Social risk adjustment is critical to the design of effective value-based payment systems. Similar to common adjustments for age and comorbidities, adjustment for social risk is needed to avoid unfairly penalizing hospitals, health plans, physician practices, and other providers for patient and community characteristics beyond their control. Social risk adjustment will not mask poor quality of care nor will it disincentivize quality improvement. Health plans and hospitals serving large numbers of dual-eligible patients or other groups with one or more social risk factors will not be held to a lower quality standard in a system with social risk adjustment.
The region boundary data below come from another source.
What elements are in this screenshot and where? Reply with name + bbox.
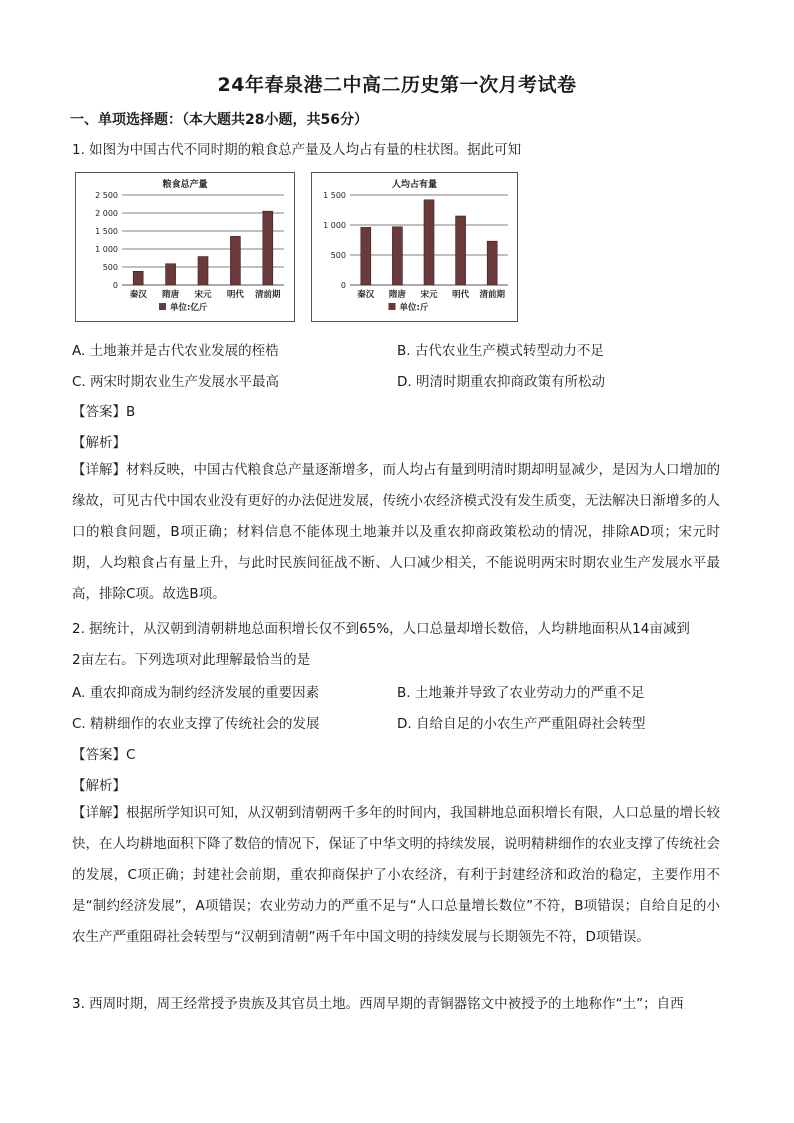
q1-option-b: B. 古代农业生产模式转型动力不足 — [397, 343, 604, 359]
q1-analysis-label: 【解析】 — [72, 435, 126, 451]
y-tick-label: 0 — [112, 281, 118, 290]
section-heading: 一、单项选择题：（本大题共28小题，共56分） — [70, 112, 368, 128]
q2-detail: 【详解】根据所学知识可知，从汉朝到清朝两千多年的时间内，我国耕地总面积增长有限，人口总量的增长较快，在人均耕地面积下降了数倍的情况下，保证了中华文明的持续发展，说明精耕细作的农业支撑了传统社会的发展，C项正确；封建社会前期，重农抑商保护了小农经济，有利于封建经济和政治的稳定，主要作用不是“制约经济发展”，A项错误；农业劳动力的严重不足与“人口总量增长数位”不符，B项错误；自给自足的小农生产严重阻碍社会转型与“汉朝到清朝”两千年中国文明的持续发展与长期领先不符，D项错误。 — [72, 805, 720, 945]
q2-answer: 【答案】C — [72, 747, 136, 763]
page-title: 24年春泉港二中高二历史第一次月考试卷 — [217, 74, 577, 96]
x-tick-label: 宋元 — [420, 290, 438, 300]
x-tick-label: 宋元 — [194, 290, 212, 300]
q2-stem-line1: 2. 据统计，从汉朝到清朝耕地总面积增长仅不到65%，人口总量却增长数倍，人均耕地面积从14亩减到 — [72, 621, 690, 637]
q2-analysis-label: 【解析】 — [72, 778, 126, 794]
x-tick-label: 隋唐 — [162, 290, 180, 300]
bar-隋唐 — [392, 227, 402, 285]
q1-option-c: C. 两宋时期农业生产发展水平最高 — [72, 374, 280, 390]
chart-total-output-svg — [76, 173, 294, 321]
legend-swatch — [389, 303, 396, 310]
x-tick-label: 秦汉 — [357, 290, 375, 300]
legend-label: 单位:亿斤 — [170, 303, 208, 313]
q1-stem: 1. 如图为中国古代不同时期的粮食总产量及人均占有量的柱状图。据此可知 — [72, 142, 522, 158]
chart-title: 粮食总产量 — [162, 180, 208, 190]
q2-stem-line2: 2亩左右。下列选项对此理解最恰当的是 — [72, 652, 311, 668]
bar-宋元 — [198, 257, 208, 285]
q1-option-a: A. 土地兼并是古代农业发展的桎梏 — [72, 343, 279, 359]
q1-detail: 【详解】材料反映，中国古代粮食总产量逐渐增多，而人均占有量到明清时期却明显减少，是因为人口增加的缘故，可见古代中国农业没有更好的办法促进发展，传统小农经济模式没有发生质变，无法解决日渐增多的人口的粮食问题，B项正确；材料信息不能体现土地兼并以及重农抑商政策松动的情况，排除AD项；宋元时期，人均粮食占有量上升，与此时民族间征战不断、人口减少相关，不能说明两宋时期农业生产发展水平最高，排除C项。故选B项。 — [72, 462, 720, 602]
y-tick-label: 2 000 — [95, 209, 118, 218]
x-tick-label: 明代 — [226, 290, 244, 300]
q1-answer: 【答案】B — [72, 404, 136, 420]
bar-清前期 — [263, 211, 273, 285]
x-tick-label: 秦汉 — [129, 290, 147, 300]
bar-清前期 — [487, 241, 497, 285]
y-tick-label: 2 500 — [95, 191, 118, 200]
legend-label: 单位:斤 — [399, 303, 429, 313]
y-tick-label: 1 000 — [323, 221, 346, 230]
bar-秦汉 — [361, 227, 371, 285]
x-tick-label: 清前期 — [255, 290, 281, 300]
q2-option-b: B. 土地兼并导致了农业劳动力的严重不足 — [397, 685, 645, 701]
legend-swatch — [159, 303, 166, 310]
y-tick-label: 500 — [330, 251, 346, 260]
x-tick-label: 清前期 — [479, 290, 505, 300]
x-tick-label: 明代 — [452, 290, 470, 300]
q2-option-a: A. 重农抑商成为制约经济发展的重要因素 — [72, 685, 320, 701]
y-tick-label: 1 000 — [95, 245, 118, 254]
x-tick-label: 隋唐 — [388, 290, 406, 300]
bar-秦汉 — [133, 271, 143, 285]
bar-明代 — [456, 216, 466, 285]
y-tick-label: 0 — [340, 281, 346, 290]
q3-stem: 3. 西周时期，周王经常授予贵族及其官员土地。西周早期的青铜器铭文中被授予的土地称作“土”；自西 — [72, 996, 684, 1012]
y-tick-label: 500 — [102, 263, 118, 272]
bar-宋元 — [424, 200, 434, 285]
q2-option-c: C. 精耕细作的农业支撑了传统社会的发展 — [72, 716, 320, 732]
bar-隋唐 — [166, 264, 176, 285]
y-tick-label: 1 500 — [95, 227, 118, 236]
chart-per-capita — [311, 172, 518, 322]
chart-per-capita-svg — [312, 173, 517, 321]
q1-option-d: D. 明清时期重农抑商政策有所松动 — [397, 374, 605, 390]
q2-option-d: D. 自给自足的小农生产严重阻碍社会转型 — [397, 716, 646, 732]
y-tick-label: 1 500 — [323, 191, 346, 200]
bar-明代 — [230, 236, 240, 285]
chart-title: 人均占有量 — [391, 180, 438, 190]
chart-total-output — [75, 172, 295, 322]
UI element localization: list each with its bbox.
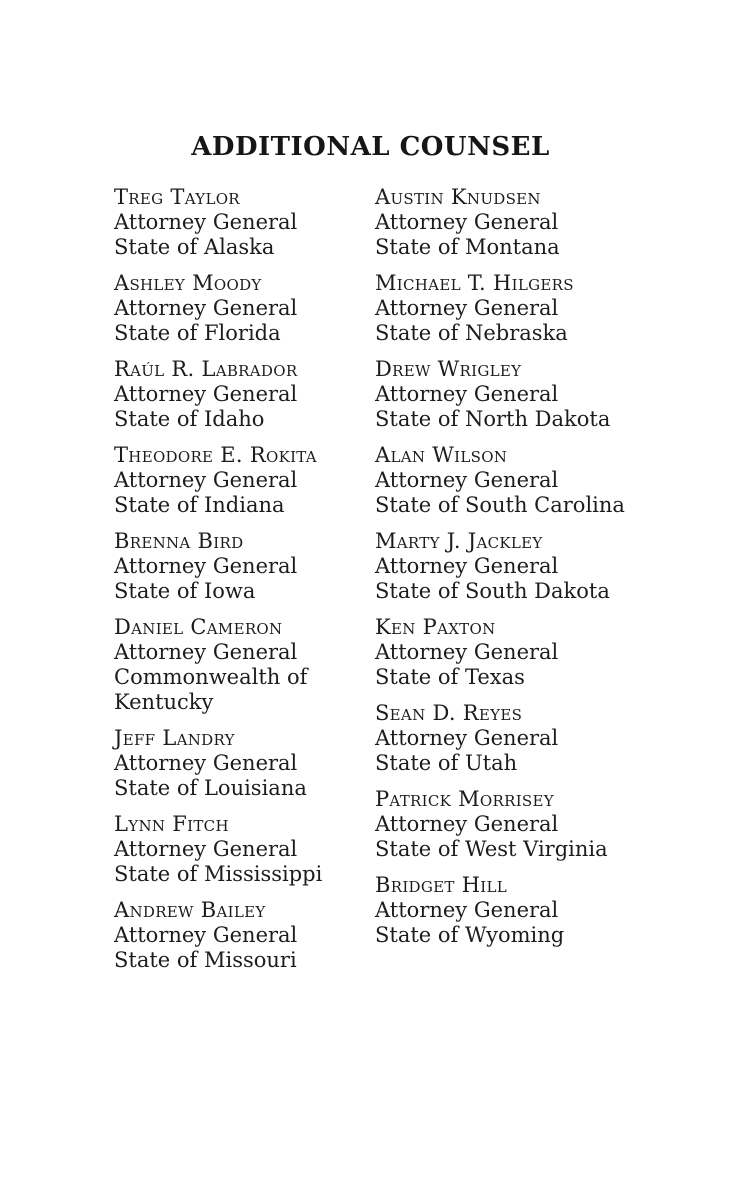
counsel-entry (114, 812, 375, 887)
counsel-jurisdiction: State of West Virginia (375, 837, 608, 861)
counsel-jurisdiction: State of South Carolina (375, 493, 625, 517)
counsel-role: Attorney General (375, 382, 559, 406)
counsel-column-left (114, 185, 375, 984)
counsel-role: Attorney General (375, 210, 559, 234)
counsel-role: Attorney General (375, 468, 559, 492)
counsel-role: Attorney General (114, 554, 298, 578)
counsel-entry (114, 185, 375, 260)
counsel-entry (114, 726, 375, 801)
counsel-jurisdiction: State of Louisiana (114, 776, 307, 800)
counsel-entry (375, 357, 665, 432)
counsel-name: Andrew Bailey (114, 898, 266, 922)
counsel-role: Attorney General (114, 296, 298, 320)
counsel-entry (375, 185, 665, 260)
counsel-role: Attorney General (375, 898, 559, 922)
counsel-jurisdiction: State of Iowa (114, 579, 256, 603)
counsel-jurisdiction: State of Florida (114, 321, 281, 345)
counsel-role: Attorney General (375, 640, 559, 664)
counsel-role: Attorney General (114, 751, 298, 775)
counsel-entry (375, 701, 665, 776)
counsel-jurisdiction: State of Utah (375, 751, 518, 775)
counsel-name: Brenna Bird (114, 529, 244, 553)
counsel-name: Austin Knudsen (375, 185, 541, 209)
counsel-name: Theodore E. Rokita (114, 443, 317, 467)
counsel-entry (375, 873, 665, 948)
counsel-role: Attorney General (114, 640, 298, 664)
counsel-name: Ashley Moody (114, 271, 262, 295)
counsel-jurisdiction: State of Mississippi (114, 862, 323, 886)
counsel-role: Attorney General (114, 382, 298, 406)
counsel-entry (114, 529, 375, 604)
counsel-entry (375, 271, 665, 346)
counsel-name: Lynn Fitch (114, 812, 229, 836)
counsel-name: Bridget Hill (375, 873, 508, 897)
counsel-name: Sean D. Reyes (375, 701, 523, 725)
counsel-entry (114, 357, 375, 432)
counsel-name: Drew Wrigley (375, 357, 522, 381)
counsel-name: Jeff Landry (114, 726, 235, 750)
counsel-role: Attorney General (114, 468, 298, 492)
counsel-name: Raúl R. Labrador (114, 357, 298, 381)
counsel-name: Marty J. Jackley (375, 529, 543, 553)
counsel-columns (0, 185, 741, 984)
counsel-role: Attorney General (375, 812, 559, 836)
counsel-jurisdiction: State of Indiana (114, 493, 285, 517)
counsel-jurisdiction: State of Idaho (114, 407, 265, 431)
counsel-jurisdiction: State of Missouri (114, 948, 297, 972)
counsel-jurisdiction: State of North Dakota (375, 407, 611, 431)
counsel-column-right (375, 185, 665, 984)
counsel-name: Ken Paxton (375, 615, 496, 639)
counsel-role: Attorney General (375, 726, 559, 750)
counsel-jurisdiction: State of Texas (375, 665, 525, 689)
counsel-role: Attorney General (375, 554, 559, 578)
counsel-name: Patrick Morrisey (375, 787, 554, 811)
counsel-role: Attorney General (375, 296, 559, 320)
counsel-name: Treg Taylor (114, 185, 240, 209)
counsel-role: Attorney General (114, 837, 298, 861)
counsel-role: Attorney General (114, 923, 298, 947)
counsel-name: Alan Wilson (375, 443, 508, 467)
counsel-jurisdiction: State of Wyoming (375, 923, 565, 947)
counsel-jurisdiction: State of Montana (375, 235, 560, 259)
counsel-entry (375, 615, 665, 690)
counsel-jurisdiction: State of Alaska (114, 235, 275, 259)
counsel-name: Michael T. Hilgers (375, 271, 574, 295)
counsel-entry (375, 529, 665, 604)
counsel-jurisdiction: State of South Dakota (375, 579, 610, 603)
counsel-entry (114, 271, 375, 346)
counsel-entry (114, 615, 375, 715)
counsel-jurisdiction: State of Nebraska (375, 321, 568, 345)
page-title: ADDITIONAL COUNSEL (191, 132, 550, 162)
counsel-entry (114, 898, 375, 973)
counsel-role: Attorney General (114, 210, 298, 234)
counsel-entry (375, 787, 665, 862)
counsel-entry (375, 443, 665, 518)
counsel-name: Daniel Cameron (114, 615, 283, 639)
counsel-entry (114, 443, 375, 518)
counsel-jurisdiction: Commonwealth of Kentucky (114, 665, 308, 714)
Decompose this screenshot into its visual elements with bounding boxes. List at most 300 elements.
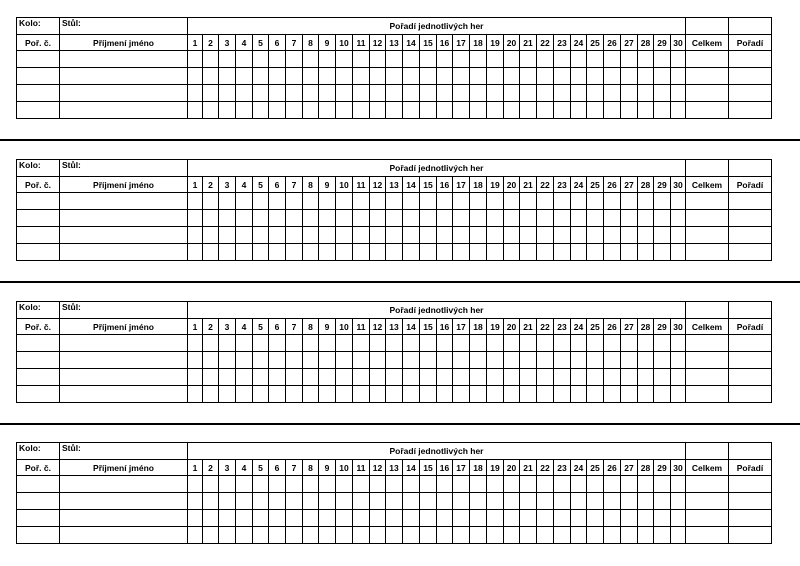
- game-cell: [654, 210, 671, 227]
- game-cell: [638, 476, 654, 493]
- game-cell: [554, 369, 571, 386]
- por-cell: [17, 493, 60, 510]
- game-cell: [453, 476, 470, 493]
- game-cell: [336, 352, 353, 369]
- game-cell: [403, 510, 420, 527]
- game-cell: [203, 244, 219, 261]
- games-title: Pořadí jednotlivých her: [188, 18, 686, 35]
- game-cell: [604, 493, 621, 510]
- game-cell: [336, 244, 353, 261]
- game-cell: [353, 227, 370, 244]
- game-header: 22: [537, 35, 554, 51]
- por-header: Poř. č.: [17, 35, 60, 51]
- game-cell: [203, 102, 219, 119]
- game-cell: [420, 102, 437, 119]
- game-cell: [621, 476, 638, 493]
- game-cell: [403, 527, 420, 544]
- game-cell: [621, 210, 638, 227]
- game-cell: [487, 369, 504, 386]
- game-cell: [504, 386, 520, 403]
- game-cell: [303, 193, 319, 210]
- game-cell: [520, 85, 537, 102]
- game-header: 25: [587, 319, 604, 335]
- game-cell: [386, 369, 403, 386]
- game-header: 14: [403, 177, 420, 193]
- game-cell: [203, 386, 219, 403]
- game-cell: [470, 527, 487, 544]
- game-cell: [504, 510, 520, 527]
- game-cell: [638, 68, 654, 85]
- game-cell: [587, 227, 604, 244]
- total-cell: [686, 493, 729, 510]
- game-cell: [353, 68, 370, 85]
- game-cell: [487, 85, 504, 102]
- game-cell: [453, 369, 470, 386]
- game-header: 12: [370, 177, 386, 193]
- game-cell: [236, 193, 253, 210]
- game-cell: [386, 51, 403, 68]
- game-header: 3: [219, 177, 236, 193]
- game-cell: [286, 102, 303, 119]
- game-cell: [638, 244, 654, 261]
- game-header: 27: [621, 177, 638, 193]
- game-header: 10: [336, 177, 353, 193]
- name-cell: [60, 244, 188, 261]
- game-cell: [671, 369, 686, 386]
- game-header: 18: [470, 319, 487, 335]
- rank-header: Pořadí: [729, 460, 772, 476]
- game-cell: [537, 210, 554, 227]
- game-cell: [188, 369, 203, 386]
- game-cell: [621, 244, 638, 261]
- game-cell: [587, 244, 604, 261]
- game-header: 15: [420, 35, 437, 51]
- game-cell: [188, 352, 203, 369]
- game-cell: [386, 352, 403, 369]
- game-cell: [370, 369, 386, 386]
- game-header: 23: [554, 35, 571, 51]
- name-cell: [60, 527, 188, 544]
- game-cell: [219, 369, 236, 386]
- game-cell: [303, 68, 319, 85]
- por-cell: [17, 476, 60, 493]
- game-cell: [319, 493, 336, 510]
- game-header: 4: [236, 35, 253, 51]
- game-cell: [671, 527, 686, 544]
- game-cell: [604, 510, 621, 527]
- game-header: 5: [253, 177, 269, 193]
- game-cell: [437, 386, 453, 403]
- por-cell: [17, 102, 60, 119]
- game-cell: [638, 527, 654, 544]
- game-header: 17: [453, 35, 470, 51]
- game-cell: [303, 352, 319, 369]
- game-cell: [587, 510, 604, 527]
- rank-cell: [729, 510, 772, 527]
- game-cell: [253, 476, 269, 493]
- kolo-label: Kolo:: [17, 160, 60, 177]
- game-cell: [571, 493, 587, 510]
- game-cell: [604, 193, 621, 210]
- game-cell: [470, 193, 487, 210]
- game-cell: [236, 51, 253, 68]
- score-table: [16, 159, 772, 261]
- game-cell: [219, 493, 236, 510]
- game-header: 21: [520, 319, 537, 335]
- game-cell: [403, 85, 420, 102]
- total-header-top: [686, 18, 729, 35]
- game-cell: [370, 85, 386, 102]
- game-cell: [203, 68, 219, 85]
- game-cell: [286, 51, 303, 68]
- game-header: 14: [403, 319, 420, 335]
- game-header: 6: [269, 35, 286, 51]
- game-cell: [453, 335, 470, 352]
- game-cell: [236, 68, 253, 85]
- game-header: 3: [219, 460, 236, 476]
- game-cell: [219, 102, 236, 119]
- game-cell: [219, 527, 236, 544]
- game-cell: [319, 244, 336, 261]
- game-cell: [336, 510, 353, 527]
- game-cell: [286, 352, 303, 369]
- game-cell: [453, 227, 470, 244]
- game-cell: [336, 68, 353, 85]
- game-cell: [253, 493, 269, 510]
- game-header: 12: [370, 35, 386, 51]
- game-cell: [353, 335, 370, 352]
- game-cell: [437, 51, 453, 68]
- game-cell: [571, 476, 587, 493]
- game-cell: [487, 51, 504, 68]
- game-cell: [219, 193, 236, 210]
- game-cell: [470, 493, 487, 510]
- name-header: Příjmení jméno: [60, 177, 188, 193]
- game-header: 7: [286, 460, 303, 476]
- game-cell: [236, 102, 253, 119]
- game-cell: [319, 85, 336, 102]
- game-cell: [571, 369, 587, 386]
- game-cell: [520, 352, 537, 369]
- game-cell: [370, 244, 386, 261]
- game-cell: [319, 210, 336, 227]
- game-cell: [604, 227, 621, 244]
- game-cell: [269, 510, 286, 527]
- game-cell: [420, 227, 437, 244]
- game-cell: [203, 335, 219, 352]
- game-cell: [286, 244, 303, 261]
- game-cell: [487, 102, 504, 119]
- table-row: [17, 510, 772, 527]
- game-cell: [470, 210, 487, 227]
- game-cell: [638, 369, 654, 386]
- game-header: 19: [487, 35, 504, 51]
- game-cell: [219, 476, 236, 493]
- game-cell: [336, 369, 353, 386]
- game-cell: [420, 244, 437, 261]
- game-cell: [219, 51, 236, 68]
- game-header: 16: [437, 35, 453, 51]
- game-cell: [587, 386, 604, 403]
- game-cell: [319, 352, 336, 369]
- por-cell: [17, 352, 60, 369]
- game-cell: [554, 335, 571, 352]
- game-cell: [336, 210, 353, 227]
- game-cell: [587, 352, 604, 369]
- game-cell: [203, 227, 219, 244]
- game-header: 21: [520, 177, 537, 193]
- total-cell: [686, 210, 729, 227]
- game-cell: [554, 102, 571, 119]
- score-table: [16, 301, 772, 403]
- game-cell: [319, 476, 336, 493]
- game-header: 28: [638, 319, 654, 335]
- game-cell: [437, 527, 453, 544]
- game-header: 29: [654, 460, 671, 476]
- rank-cell: [729, 210, 772, 227]
- game-header: 1: [188, 319, 203, 335]
- game-cell: [303, 335, 319, 352]
- game-cell: [269, 102, 286, 119]
- game-cell: [504, 476, 520, 493]
- game-header: 2: [203, 319, 219, 335]
- game-header: 8: [303, 460, 319, 476]
- game-cell: [188, 510, 203, 527]
- game-header: 19: [487, 319, 504, 335]
- table-row: [17, 102, 772, 119]
- game-cell: [353, 493, 370, 510]
- game-cell: [537, 527, 554, 544]
- game-cell: [470, 68, 487, 85]
- game-cell: [554, 193, 571, 210]
- game-cell: [587, 68, 604, 85]
- game-cell: [504, 244, 520, 261]
- game-cell: [403, 51, 420, 68]
- game-cell: [319, 510, 336, 527]
- game-cell: [269, 527, 286, 544]
- game-cell: [437, 85, 453, 102]
- game-cell: [236, 386, 253, 403]
- game-cell: [253, 527, 269, 544]
- game-cell: [336, 85, 353, 102]
- game-cell: [587, 493, 604, 510]
- game-cell: [470, 244, 487, 261]
- game-cell: [604, 51, 621, 68]
- game-cell: [269, 493, 286, 510]
- game-cell: [286, 227, 303, 244]
- game-cell: [537, 369, 554, 386]
- rank-cell: [729, 85, 772, 102]
- game-header: 12: [370, 460, 386, 476]
- game-cell: [520, 102, 537, 119]
- game-header: 27: [621, 319, 638, 335]
- game-cell: [604, 527, 621, 544]
- game-cell: [654, 244, 671, 261]
- rank-cell: [729, 493, 772, 510]
- rank-cell: [729, 51, 772, 68]
- table-row: [17, 493, 772, 510]
- game-cell: [453, 352, 470, 369]
- game-header: 22: [537, 177, 554, 193]
- game-header: 17: [453, 319, 470, 335]
- game-cell: [537, 493, 554, 510]
- game-cell: [453, 193, 470, 210]
- game-header: 27: [621, 35, 638, 51]
- games-title: Pořadí jednotlivých her: [188, 443, 686, 460]
- game-cell: [253, 210, 269, 227]
- game-cell: [253, 386, 269, 403]
- game-cell: [403, 369, 420, 386]
- game-header: 1: [188, 35, 203, 51]
- game-header: 7: [286, 319, 303, 335]
- game-cell: [420, 510, 437, 527]
- game-cell: [353, 369, 370, 386]
- total-cell: [686, 386, 729, 403]
- game-cell: [487, 210, 504, 227]
- game-cell: [353, 527, 370, 544]
- game-cell: [554, 85, 571, 102]
- total-cell: [686, 68, 729, 85]
- game-cell: [219, 227, 236, 244]
- game-cell: [453, 493, 470, 510]
- por-cell: [17, 386, 60, 403]
- game-cell: [370, 510, 386, 527]
- game-cell: [487, 335, 504, 352]
- rank-cell: [729, 193, 772, 210]
- game-cell: [319, 193, 336, 210]
- game-cell: [654, 369, 671, 386]
- game-header: 3: [219, 35, 236, 51]
- game-cell: [203, 85, 219, 102]
- game-header: 30: [671, 177, 686, 193]
- game-header: 22: [537, 319, 554, 335]
- game-header: 13: [386, 35, 403, 51]
- game-cell: [671, 386, 686, 403]
- game-header: 30: [671, 460, 686, 476]
- game-cell: [520, 510, 537, 527]
- game-cell: [504, 527, 520, 544]
- game-cell: [303, 227, 319, 244]
- table-row: [17, 51, 772, 68]
- game-cell: [470, 51, 487, 68]
- game-header: 8: [303, 177, 319, 193]
- game-header: 25: [587, 460, 604, 476]
- game-cell: [571, 386, 587, 403]
- game-cell: [236, 369, 253, 386]
- game-cell: [537, 476, 554, 493]
- game-cell: [604, 244, 621, 261]
- game-cell: [671, 493, 686, 510]
- game-cell: [470, 102, 487, 119]
- game-header: 26: [604, 35, 621, 51]
- stul-label: Stůl:: [60, 302, 188, 319]
- game-header: 25: [587, 35, 604, 51]
- game-cell: [269, 85, 286, 102]
- name-cell: [60, 51, 188, 68]
- game-cell: [236, 244, 253, 261]
- game-cell: [654, 51, 671, 68]
- game-cell: [286, 193, 303, 210]
- game-cell: [319, 369, 336, 386]
- game-cell: [654, 102, 671, 119]
- game-cell: [537, 85, 554, 102]
- score-sheet: [0, 284, 800, 425]
- game-cell: [403, 335, 420, 352]
- game-cell: [571, 51, 587, 68]
- game-cell: [638, 193, 654, 210]
- game-header: 11: [353, 319, 370, 335]
- game-cell: [654, 476, 671, 493]
- total-header: Celkem: [686, 177, 729, 193]
- game-cell: [219, 85, 236, 102]
- game-cell: [286, 335, 303, 352]
- game-cell: [587, 193, 604, 210]
- game-cell: [671, 244, 686, 261]
- game-cell: [520, 68, 537, 85]
- game-cell: [269, 476, 286, 493]
- game-cell: [504, 493, 520, 510]
- game-cell: [604, 102, 621, 119]
- game-cell: [236, 493, 253, 510]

Value-based payment systems that do not adjust for social factors perpetuate health injustice and systematically increase inequities. Unfair penalties for providers caring for the sickest and most marginalized patients strip resources away from the very communities that need them most. The absence of social risk adjustment does nothing to address racial inequities in health and health care; if anything, it makes the disparities worse.
Given the growing body of evidence linking social risk factors with poor health outcomes, and the real-world consequences of value-based payment systems that do not account for these factors, we disagree with the ASPE report’s logic and its recommendation against social risk adjustment. We urge measure developers and other stakeholders to develop models that include fair, statistically valid, and logical social risk adjustment methodologies for value-based payment and performance ranking systems. These models will play a critical role in reducing disparities, advancing health equity, and supporting quality improvement.